When he knew he was in no danger of making a mistake.

“You know, of course, what it is that makes a man wander to such dark isolation, do you not?”

Simon turned to the voice, removing his hands from his pockets.

Miss Oswald’s shadowy silhouette emerged from the entrance door, and she leaned back against one of the white porch pillars, her poise relaxed and confident. “It means, in his subtle attempt to prove he wishes to be alone, he most adamantly does not.”

“You should go in.”

“Do you want me to?”

He turned for the door—

Her hand, cool and gloveless, snatched his own. “Your eyes have followed me all evening, Mr. Fancourt. Do not be so pious as to deny your temptation opportunity.”

“Very well.” He faced her, but untangled his hand. “I admit to my scrutiny of you.”

“You are not very artful. It is your duty to keep me in suspense.”

“I could not help wondering at your involvement with Patrick Brownlow.”

Her body flinched, as if he had stung her cheek with a blow. “Who told you?”
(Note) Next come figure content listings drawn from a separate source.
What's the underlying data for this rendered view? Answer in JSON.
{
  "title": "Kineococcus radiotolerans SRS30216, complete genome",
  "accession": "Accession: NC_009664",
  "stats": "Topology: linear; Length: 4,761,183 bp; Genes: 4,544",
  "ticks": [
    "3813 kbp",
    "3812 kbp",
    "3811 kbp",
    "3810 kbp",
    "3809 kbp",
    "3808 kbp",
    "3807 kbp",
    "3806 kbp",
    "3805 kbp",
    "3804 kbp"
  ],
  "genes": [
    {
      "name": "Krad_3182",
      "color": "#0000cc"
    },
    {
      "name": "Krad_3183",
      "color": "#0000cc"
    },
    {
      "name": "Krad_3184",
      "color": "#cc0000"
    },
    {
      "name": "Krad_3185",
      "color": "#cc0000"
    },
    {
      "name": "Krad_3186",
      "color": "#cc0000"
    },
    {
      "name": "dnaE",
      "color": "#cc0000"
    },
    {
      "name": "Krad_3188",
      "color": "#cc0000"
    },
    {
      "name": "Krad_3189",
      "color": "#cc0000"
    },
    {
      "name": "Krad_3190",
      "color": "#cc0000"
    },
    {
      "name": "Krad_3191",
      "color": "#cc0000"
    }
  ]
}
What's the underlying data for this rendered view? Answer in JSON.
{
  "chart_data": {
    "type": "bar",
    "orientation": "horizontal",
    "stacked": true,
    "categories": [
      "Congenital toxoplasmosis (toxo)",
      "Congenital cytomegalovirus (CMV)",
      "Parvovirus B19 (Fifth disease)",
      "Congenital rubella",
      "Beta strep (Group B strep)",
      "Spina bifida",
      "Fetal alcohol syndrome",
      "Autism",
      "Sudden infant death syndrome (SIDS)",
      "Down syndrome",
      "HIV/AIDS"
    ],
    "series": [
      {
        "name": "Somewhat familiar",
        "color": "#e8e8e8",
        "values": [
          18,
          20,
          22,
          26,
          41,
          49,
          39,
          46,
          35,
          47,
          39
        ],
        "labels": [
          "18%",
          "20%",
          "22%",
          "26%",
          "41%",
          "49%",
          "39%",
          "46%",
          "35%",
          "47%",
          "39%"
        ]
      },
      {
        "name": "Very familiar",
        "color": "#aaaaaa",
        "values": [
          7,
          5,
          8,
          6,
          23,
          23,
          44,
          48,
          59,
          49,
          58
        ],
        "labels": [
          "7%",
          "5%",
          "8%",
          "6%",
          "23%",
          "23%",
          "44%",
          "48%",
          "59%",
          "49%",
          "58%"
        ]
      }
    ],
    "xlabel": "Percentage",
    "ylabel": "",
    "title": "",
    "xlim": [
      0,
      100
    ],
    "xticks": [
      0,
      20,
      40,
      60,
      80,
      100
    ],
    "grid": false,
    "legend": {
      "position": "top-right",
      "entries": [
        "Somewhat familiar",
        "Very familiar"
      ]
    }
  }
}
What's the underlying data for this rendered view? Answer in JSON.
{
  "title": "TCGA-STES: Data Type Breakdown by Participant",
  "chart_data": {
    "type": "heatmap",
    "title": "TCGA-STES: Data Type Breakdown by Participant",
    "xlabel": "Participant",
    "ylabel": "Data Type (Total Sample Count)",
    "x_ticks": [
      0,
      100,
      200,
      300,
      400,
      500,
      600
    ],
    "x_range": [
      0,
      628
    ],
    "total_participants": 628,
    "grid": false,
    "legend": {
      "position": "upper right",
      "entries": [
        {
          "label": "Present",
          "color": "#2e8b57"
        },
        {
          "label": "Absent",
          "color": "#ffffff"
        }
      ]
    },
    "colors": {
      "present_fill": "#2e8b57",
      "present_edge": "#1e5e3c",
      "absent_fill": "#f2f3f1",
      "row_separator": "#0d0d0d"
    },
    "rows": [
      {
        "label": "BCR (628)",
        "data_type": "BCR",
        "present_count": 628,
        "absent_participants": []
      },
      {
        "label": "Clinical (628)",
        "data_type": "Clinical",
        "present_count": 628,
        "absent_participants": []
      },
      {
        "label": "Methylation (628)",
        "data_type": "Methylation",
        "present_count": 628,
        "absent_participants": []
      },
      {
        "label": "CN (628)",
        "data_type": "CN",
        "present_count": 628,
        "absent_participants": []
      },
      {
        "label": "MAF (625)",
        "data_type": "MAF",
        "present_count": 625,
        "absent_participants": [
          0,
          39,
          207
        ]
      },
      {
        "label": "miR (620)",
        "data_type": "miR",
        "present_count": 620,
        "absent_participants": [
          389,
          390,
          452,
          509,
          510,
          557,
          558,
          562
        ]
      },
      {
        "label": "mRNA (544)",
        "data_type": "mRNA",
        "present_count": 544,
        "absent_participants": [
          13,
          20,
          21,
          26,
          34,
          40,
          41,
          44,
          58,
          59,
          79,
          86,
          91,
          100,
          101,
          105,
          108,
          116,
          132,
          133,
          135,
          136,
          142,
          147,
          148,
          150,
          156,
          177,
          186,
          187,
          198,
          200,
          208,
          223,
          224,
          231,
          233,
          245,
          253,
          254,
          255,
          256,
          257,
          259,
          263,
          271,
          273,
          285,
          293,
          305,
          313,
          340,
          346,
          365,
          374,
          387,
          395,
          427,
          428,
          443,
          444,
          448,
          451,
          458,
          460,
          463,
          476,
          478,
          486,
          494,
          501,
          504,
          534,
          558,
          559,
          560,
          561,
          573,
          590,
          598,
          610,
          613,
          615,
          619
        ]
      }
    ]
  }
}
“I found one of your letters.”

“Where?”

“His town house.”

“Oh. I see.” She turned her back to him, stepped away, though a quiet laugh came trilling out. “You could have no possible way of knowing how amusing that is to me. After everything that has been done to prevent and conceal such a match, that one of those old letters should resurface is inconceivable.”

“His place was in ramshackle.”

“I have read the columns, Mr. Fancourt.”

“Someone wanted him—”

“He is gone. It little matters what anyone wants or wanted, because we seldom gain what we desire.” She faced him again, eyes luminous in the dark. “He is gone,” she breathed again. “We are not.”

“I overheard your brother speaking to him in the corridor. The day of the picnic.”